Laurent's example - with caching

use strict; use warnings; use feature qw/say/; use constant MAX => 300000; use MCE::Util; use MCE::Map max_workers => MCE::Util::get_ncpu(); use Time::HiRes qw/usleep/; my %cache; sub collatz_seq { my $input = shift; my $n = $input; my @result; while ($n != 1) { if (exists $cache{$n}) { push @result, @{ $cache{$n} }; last; } my $new_n = $n % 2 ? 3 * $n + 1 : $n / 2; usleep 20; # simulate extra computation push @result, $new_n; $cache{$n} = [ $new_n, @{ $cache{$new_n} } ] if $n < MAX && exists $cache{$new_n}; $n = $new_n; } $cache{$input} = \@result if $n < MAX; return @result; } my @long_seqs = mce_map_s { my $num = $_; my @seq = ($num, collatz_seq $num); return [ $num, scalar @seq ]; } 1, 100000; MCE::Map->finish; @long_seqs = sort { $b->[1] <=> $a->[1] } @long_seqs; say "$_->[0] : length $_->[1]" for @long_seqs[0..19];

Program output

77031 : length 351 52527 : length 340 78791 : length 338 60975 : length 335 87087 : length 333 88059 : length 333 91463 : length 333 63387 : length 330 95081 : length 328 99067 : length 328 99721 : length 328 71310 : length 325 71311 : length 325 74791 : length 325 74793 : length 325 35655 : length 324 53483 : length 322 56095 : length 322 80225 : length 320 81159 : length 320

Time to run with 12 cores using a Linux VM

Notice the extra 4 seconds user time (likely function overhead inside loop), but not felt in real time (wall clock time).
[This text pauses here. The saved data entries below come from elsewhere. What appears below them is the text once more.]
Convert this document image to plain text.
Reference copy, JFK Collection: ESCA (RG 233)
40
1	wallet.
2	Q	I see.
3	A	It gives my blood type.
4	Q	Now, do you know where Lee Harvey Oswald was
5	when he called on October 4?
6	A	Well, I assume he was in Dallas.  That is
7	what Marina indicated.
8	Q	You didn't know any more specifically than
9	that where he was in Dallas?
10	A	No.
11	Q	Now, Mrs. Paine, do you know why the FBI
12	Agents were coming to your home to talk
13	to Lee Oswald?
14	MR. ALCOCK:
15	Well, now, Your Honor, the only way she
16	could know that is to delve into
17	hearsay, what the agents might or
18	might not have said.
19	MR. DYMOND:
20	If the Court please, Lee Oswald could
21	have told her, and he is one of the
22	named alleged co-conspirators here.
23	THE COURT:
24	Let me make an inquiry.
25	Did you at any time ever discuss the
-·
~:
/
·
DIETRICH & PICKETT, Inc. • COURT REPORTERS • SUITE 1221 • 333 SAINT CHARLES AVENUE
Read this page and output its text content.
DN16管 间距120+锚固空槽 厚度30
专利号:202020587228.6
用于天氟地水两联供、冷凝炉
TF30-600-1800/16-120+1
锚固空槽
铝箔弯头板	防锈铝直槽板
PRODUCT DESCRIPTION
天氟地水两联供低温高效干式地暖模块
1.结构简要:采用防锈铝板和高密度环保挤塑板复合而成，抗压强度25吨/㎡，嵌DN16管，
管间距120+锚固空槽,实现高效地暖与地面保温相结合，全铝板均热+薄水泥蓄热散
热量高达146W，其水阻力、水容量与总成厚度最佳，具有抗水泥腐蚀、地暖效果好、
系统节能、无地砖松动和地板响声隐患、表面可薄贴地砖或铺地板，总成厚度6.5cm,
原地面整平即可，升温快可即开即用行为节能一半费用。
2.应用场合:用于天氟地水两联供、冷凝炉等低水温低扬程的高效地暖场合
Nick's example: 1m32.958s real, 0m56.561s user - no caching Laurent's example: 1m33.454s real, 1m00.491s user - no caching Laurent's example: 0m18.761s real, 0m20.990s user - caching

Caching is helpful here (5x faster) because I added sleep to simulate more CPU cycles. However, caching is not helpful when the overhead involved is greater than the computation itself as demonstrated by 1nickt's comparison above.